If you are trying to learn the joyo kanji, try this steps:
- Suspend all the cards `"deck:Cham JP Deck"`.
- Unsuspend the joyo kanji `"deck:Cham JP Deck" (tag:kanji_kanshudo_joyo or tag:kanji_jitenon_kanken2)`.
- Unsuspend the first 500 vocabs from frequency-of-use ranking by using this filter `"deck:Cham JP Deck" tag:nf01`.
- Up until this steps, you will have around 2583 items to learn. I think these are not sufficient.
- Add more samples by unsuspending even more frequency-of-use vocabs using this filter `"deck:Cham JP Deck" (tag:nf02 or tag:nf03 or tag:nf04 or tag:nf05 or tag:nf06 or tag:nf07 or tag:nf08 or tag:nf09 or tag:nf10 or tag:nf11 or tag:nf12 or tag:nf13 or tag:nf14 or tag:nf15)`.
- Check the result `"deck:Cham JP Deck" -is:suspended`. You'll have around 8910 items.
- Assuming you study 15 new items everyday, you will complete all items in around 1 year 8 months.

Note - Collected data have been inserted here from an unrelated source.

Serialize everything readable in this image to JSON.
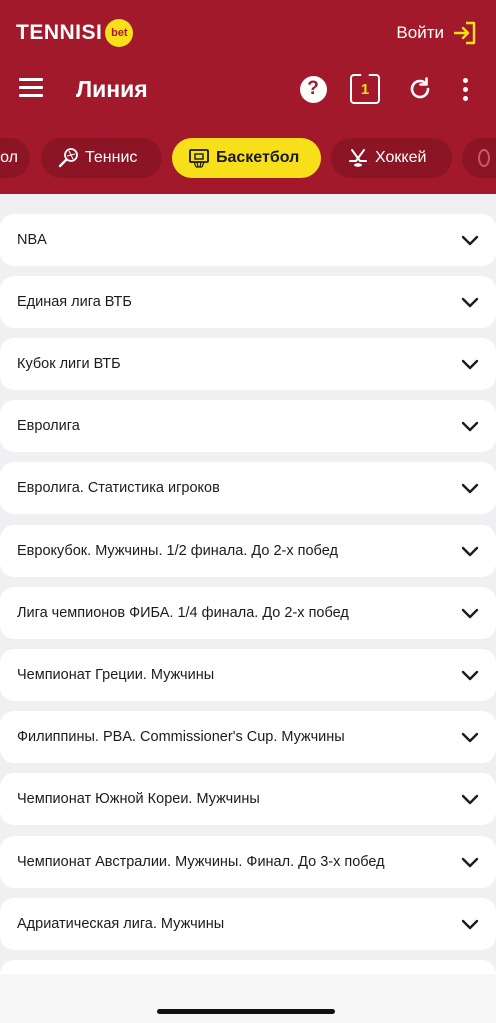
{
  "brand": {
    "logo_text": "TENNISI",
    "logo_badge": "bet",
    "login_label": "Войти",
    "colors": {
      "header": "#a3192c",
      "chip": "#8b1425",
      "accent": "#f7e01a"
    }
  },
  "nav": {
    "title": "Линия",
    "help_symbol": "?",
    "coupon_count": "1",
    "icons": [
      "menu-icon",
      "help-icon",
      "coupon-icon",
      "refresh-icon",
      "more-icon"
    ]
  },
  "sports": [
    {
      "label": "ол",
      "icon": "none",
      "active": false
    },
    {
      "label": "Теннис",
      "icon": "tennis-racket-icon",
      "active": false
    },
    {
      "label": "Баскетбол",
      "icon": "basketball-hoop-icon",
      "active": true
    },
    {
      "label": "Хоккей",
      "icon": "hockey-icon",
      "active": false
    }
  ],
  "leagues": [
    {
      "label": "NBA"
    },
    {
      "label": "Единая лига ВТБ"
    },
    {
      "label": "Кубок лиги ВТБ"
    },
    {
      "label": "Евролига"
    },
    {
      "label": "Евролига. Статистика игроков"
    },
    {
      "label": "Еврокубок. Мужчины. 1/2 финала. До 2-х побед"
    },
    {
      "label": "Лига чемпионов ФИБА. 1/4 финала. До 2-х побед"
    },
    {
      "label": "Чемпионат Греции. Мужчины"
    },
    {
      "label": "Филиппины. PBA. Commissioner's Cup. Мужчины"
    },
    {
      "label": "Чемпионат Южной Кореи. Мужчины"
    },
    {
      "label": "Чемпионат Австралии. Мужчины. Финал. До 3-х побед"
    },
    {
      "label": "Адриатическая лига. Мужчины"
    }
  ]
}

As comparison, Wanikani has 8330 total items (excluding radicals).

**TLDR;** Suspend eveything, unsuspend `"deck:Cham JP Deck" ((tag:kanji_kanshudo_joyo or tag:kanji_jitenon_kanken2) or (tag:nf01 or tag:nf02 or tag:nf03 or tag:nf04 or tag:nf05 or tag:nf06 or tag:nf07 or tag:nf08 or tag:nf09 or tag:nf10 or tag:nf11 or tag:nf12 or tag:nf13 or tag:nf14 or tag:nf15))`.

### I also use Wanikani or iKnow Core 6000, how do I remove the items to avoid overlapping?

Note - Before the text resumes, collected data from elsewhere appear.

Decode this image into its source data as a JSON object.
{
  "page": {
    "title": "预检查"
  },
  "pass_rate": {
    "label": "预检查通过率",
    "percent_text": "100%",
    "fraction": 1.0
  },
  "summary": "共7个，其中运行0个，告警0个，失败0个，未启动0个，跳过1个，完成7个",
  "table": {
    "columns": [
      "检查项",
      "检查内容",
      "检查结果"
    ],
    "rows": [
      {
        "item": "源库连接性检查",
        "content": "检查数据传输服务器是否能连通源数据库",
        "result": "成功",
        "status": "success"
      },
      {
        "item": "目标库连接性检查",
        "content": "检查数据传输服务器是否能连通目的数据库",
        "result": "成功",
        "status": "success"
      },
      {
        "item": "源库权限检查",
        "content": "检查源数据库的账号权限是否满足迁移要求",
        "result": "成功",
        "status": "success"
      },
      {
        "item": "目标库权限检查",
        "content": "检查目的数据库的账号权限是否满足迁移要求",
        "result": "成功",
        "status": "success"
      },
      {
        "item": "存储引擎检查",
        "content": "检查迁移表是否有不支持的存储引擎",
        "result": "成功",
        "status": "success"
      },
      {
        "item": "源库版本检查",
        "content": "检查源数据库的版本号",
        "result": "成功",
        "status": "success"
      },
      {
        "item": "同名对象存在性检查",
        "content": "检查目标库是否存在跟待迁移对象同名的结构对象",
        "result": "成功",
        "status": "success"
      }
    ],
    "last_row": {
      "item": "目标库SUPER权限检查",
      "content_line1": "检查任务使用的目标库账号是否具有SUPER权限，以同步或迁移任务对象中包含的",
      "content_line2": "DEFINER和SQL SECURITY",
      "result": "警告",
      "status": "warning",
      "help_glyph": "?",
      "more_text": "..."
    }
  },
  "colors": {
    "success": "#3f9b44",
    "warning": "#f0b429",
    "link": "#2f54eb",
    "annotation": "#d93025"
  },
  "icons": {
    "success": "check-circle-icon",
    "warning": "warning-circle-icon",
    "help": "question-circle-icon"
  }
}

For Wanikani: use `"deck:Cham JP Deck" sources:*wk*` filter and suspend the items.

For Core 6K: use `"deck:Cham JP Deck" tag:vocab_core6k` filter and suspend the items.

### I don't want to include Kanji Kentei level 1.

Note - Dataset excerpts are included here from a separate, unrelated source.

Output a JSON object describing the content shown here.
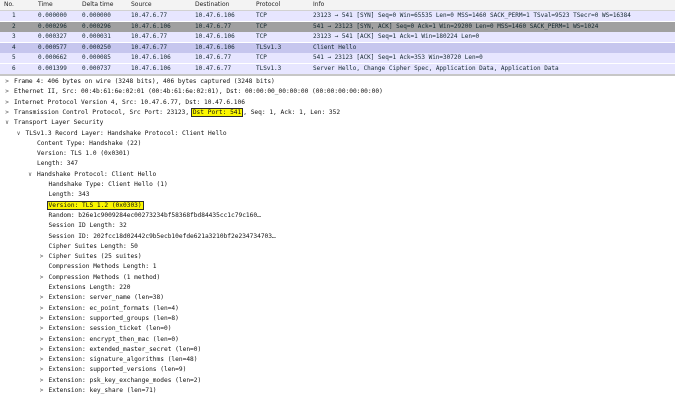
{
  "packet_list": {
    "columns": [
      "No.",
      "Time",
      "Delta time",
      "Source",
      "Destination",
      "Protocol",
      "Info"
    ],
    "rows": [
      {
        "no": "1",
        "time": "0.000000",
        "delta": "0.000000",
        "src": "10.47.6.77",
        "dst": "10.47.6.106",
        "proto": "TCP",
        "info": "23123 → 541 [SYN] Seq=0 Win=65535 Len=0 MSS=1460 SACK_PERM=1 TSval=9523 TSecr=0 WS=16384",
        "bg": "#e7e6ff",
        "fg": "#12272e"
      },
      {
        "no": "2",
        "time": "0.000296",
        "delta": "0.000296",
        "src": "10.47.6.106",
        "dst": "10.47.6.77",
        "proto": "TCP",
        "info": "541 → 23123 [SYN, ACK] Seq=0 Ack=1 Win=29200 Len=0 MSS=1460 SACK_PERM=1 WS=1024",
        "bg": "#a0a0a0",
        "fg": "#12272e"
      },
      {
        "no": "3",
        "time": "0.000327",
        "delta": "0.000031",
        "src": "10.47.6.77",
        "dst": "10.47.6.106",
        "proto": "TCP",
        "info": "23123 → 541 [ACK] Seq=1 Ack=1 Win=180224 Len=0",
        "bg": "#e7e6ff",
        "fg": "#12272e"
      },
      {
        "no": "4",
        "time": "0.000577",
        "delta": "0.000250",
        "src": "10.47.6.77",
        "dst": "10.47.6.106",
        "proto": "TLSv1.3",
        "info": "Client Hello",
        "bg": "#c6c6ee",
        "fg": "#12272e"
      },
      {
        "no": "5",
        "time": "0.000662",
        "delta": "0.000085",
        "src": "10.47.6.106",
        "dst": "10.47.6.77",
        "proto": "TCP",
        "info": "541 → 23123 [ACK] Seq=1 Ack=353 Win=30720 Len=0",
        "bg": "#e7e6ff",
        "fg": "#12272e"
      },
      {
        "no": "6",
        "time": "0.001399",
        "delta": "0.000737",
        "src": "10.47.6.106",
        "dst": "10.47.6.77",
        "proto": "TLSv1.3",
        "info": "Server Hello, Change Cipher Spec, Application Data, Application Data",
        "bg": "#e7e6ff",
        "fg": "#12272e"
      }
    ]
  },
  "tree": [
    {
      "depth": 0,
      "tog": ">",
      "text": "Frame 4: 406 bytes on wire (3248 bits), 406 bytes captured (3248 bits)"
    },
    {
      "depth": 0,
      "tog": ">",
      "text": "Ethernet II, Src: 00:4b:61:6e:02:01 (00:4b:61:6e:02:01), Dst: 00:00:00_00:00:00 (00:00:00:00:00:00)"
    },
    {
      "depth": 0,
      "tog": ">",
      "text": "Internet Protocol Version 4, Src: 10.47.6.77, Dst: 10.47.6.106"
    },
    {
      "depth": 0,
      "tog": ">",
      "text": "Transmission Control Protocol, Src Port: 23123, ",
      "hl": "Dst Port: 541",
      "after": ", Seq: 1, Ack: 1, Len: 352"
    },
    {
      "depth": 0,
      "tog": "v",
      "text": "Transport Layer Security"
    },
    {
      "depth": 1,
      "tog": "v",
      "text": "TLSv1.3 Record Layer: Handshake Protocol: Client Hello"
    },
    {
      "depth": 2,
      "tog": "",
      "text": "Content Type: Handshake (22)"
    },
    {
      "depth": 2,
      "tog": "",
      "text": "Version: TLS 1.0 (0x0301)"
    },
    {
      "depth": 2,
      "tog": "",
      "text": "Length: 347"
    },
    {
      "depth": 2,
      "tog": "v",
      "text": "Handshake Protocol: Client Hello"
    },
    {
      "depth": 3,
      "tog": "",
      "text": "Handshake Type: Client Hello (1)"
    },
    {
      "depth": 3,
      "tog": "",
      "text": "Length: 343"
    },
    {
      "depth": 3,
      "tog": "",
      "text": "",
      "hl": "Version: TLS 1.2 (0x0303)",
      "after": ""
    },
    {
      "depth": 3,
      "tog": "",
      "text": "Random: b26e1c9009284ec00273234bf58368fbd84435cc1c79c160…"
    },
    {
      "depth": 3,
      "tog": "",
      "text": "Session ID Length: 32"
    },
    {
      "depth": 3,
      "tog": "",
      "text": "Session ID: 202fcc18d02442c9b5ecb10efde621a3210bf2e234734703…"
    },
    {
      "depth": 3,
      "tog": "",
      "text": "Cipher Suites Length: 50"
    },
    {
      "depth": 3,
      "tog": ">",
      "text": "Cipher Suites (25 suites)"
    },
    {
      "depth": 3,
      "tog": "",
      "text": "Compression Methods Length: 1"
    },
    {
      "depth": 3,
      "tog": ">",
      "text": "Compression Methods (1 method)"
    },
    {
      "depth": 3,
      "tog": "",
      "text": "Extensions Length: 220"
    },
    {
      "depth": 3,
      "tog": ">",
      "text": "Extension: server_name (len=38)"
    },
    {
      "depth": 3,
      "tog": ">",
      "text": "Extension: ec_point_formats (len=4)"
    },
    {
      "depth": 3,
      "tog": ">",
      "text": "Extension: supported_groups (len=8)"
    },
    {
      "depth": 3,
      "tog": ">",
      "text": "Extension: session_ticket (len=0)"
    },
    {
      "depth": 3,
      "tog": ">",
      "text": "Extension: encrypt_then_mac (len=0)"
    },
    {
      "depth": 3,
      "tog": ">",
      "text": "Extension: extended_master_secret (len=0)"
    },
    {
      "depth": 3,
      "tog": ">",
      "text": "Extension: signature_algorithms (len=48)"
    },
    {
      "depth": 3,
      "tog": ">",
      "text": "Extension: supported_versions (len=9)"
    },
    {
      "depth": 3,
      "tog": ">",
      "text": "Extension: psk_key_exchange_modes (len=2)"
    },
    {
      "depth": 3,
      "tog": ">",
      "text": "Extension: key_share (len=71)"
    }
  ]
}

Filter the deck `"deck:Cham JP Deck" (tag:kanji_jitenon_kanken1jyun or tag:kanji_jitenon_kanken1 or tag:kanji_jitenon_kanken1alt)` and suspend them.

### I found an entry that doesn't have any details JMDict and KANIDIC.

Yep.

- Some letters in Kanji Kentei level 1 are not found in KANJIDIC. Use this filter `"deck:Cham JP Deck" kanjidic_details:"" tag:kanji` and suspend them.
- Some words exist in external sources (e.g. Wanikani or ManyThings) but they don't exist in JMdict. Use this filter `"deck:Cham JP Deck" jmdict_details:[] -tag:kanji` and suspend them.

### Is there audio in this deck?

Nope. But I'm planning to use this [WaniKani open souce pronounciation audio](https://github.com/tofugu/japanese-vocabulary-pronunciation-audio).

## Development

```sh
git clone https://github.com/echamudi/cham-jp-deck
cd cham-jp-deck

# Put JMdict_e and kanjidic2.xml in the current folder

node cli-csv.js # run this to generate CSV
node cli-json.js # run this to generate JSON
```

## Acknowledgment

The items are collected from following sources:

- JLPT Study by Peter van der Woude https://jlptstudy.net
- JMdict https://www.edrdg.org/jmdict/j_jmdict.html
- Japanese Core 6000 (Core 6K) https://iknow.jp/content/japanese
- Japanese Sensei (Core 10K) http://en.colezhu.com/jsensei/
- Jonathan Waller JLPT Lists http://www.tanos.co.uk/jlpt/
- KANJIDIC Project http://www.edrdg.org/wiki/index.php/KANJIDIC_Project
- KanjiVG by Ulrich Apel https://github.com/KanjiVG/kanjivg
- Kanjium by Uros Ozvatic https://github.com/mifunetoshiro/kanjium
- ManyThings Kanji Dictionary http://www.manythings.org/kanji/d/index.html
- Netflix 12K list https://www.youtube.com/watch?v=DwJWld8hW0M
- Wanikani https://wanikani.com
- 日本漢字能力検定級別漢字表 https://www.kanken.or.jp/kanken/outline/degree.html

## Authors

* **Ezzat Chamudi** - [echamudi](https://github.com/echamudi)

## License

Copyright © 2020 [Ezzat Chamudi](https://github.com/echamudi)

Cham JP Deck code is licensed under [MPL-2.0](https://www.mozilla.org/en-US/MPL/2.0/). Images, logos, docs, and articles in this project are released under [CC-BY-SA-4.0](https://creativecommons.org/licenses/by-sa/4.0/legalcode).

Libraries, dependencies, and tools used in this project are tied with their licenses.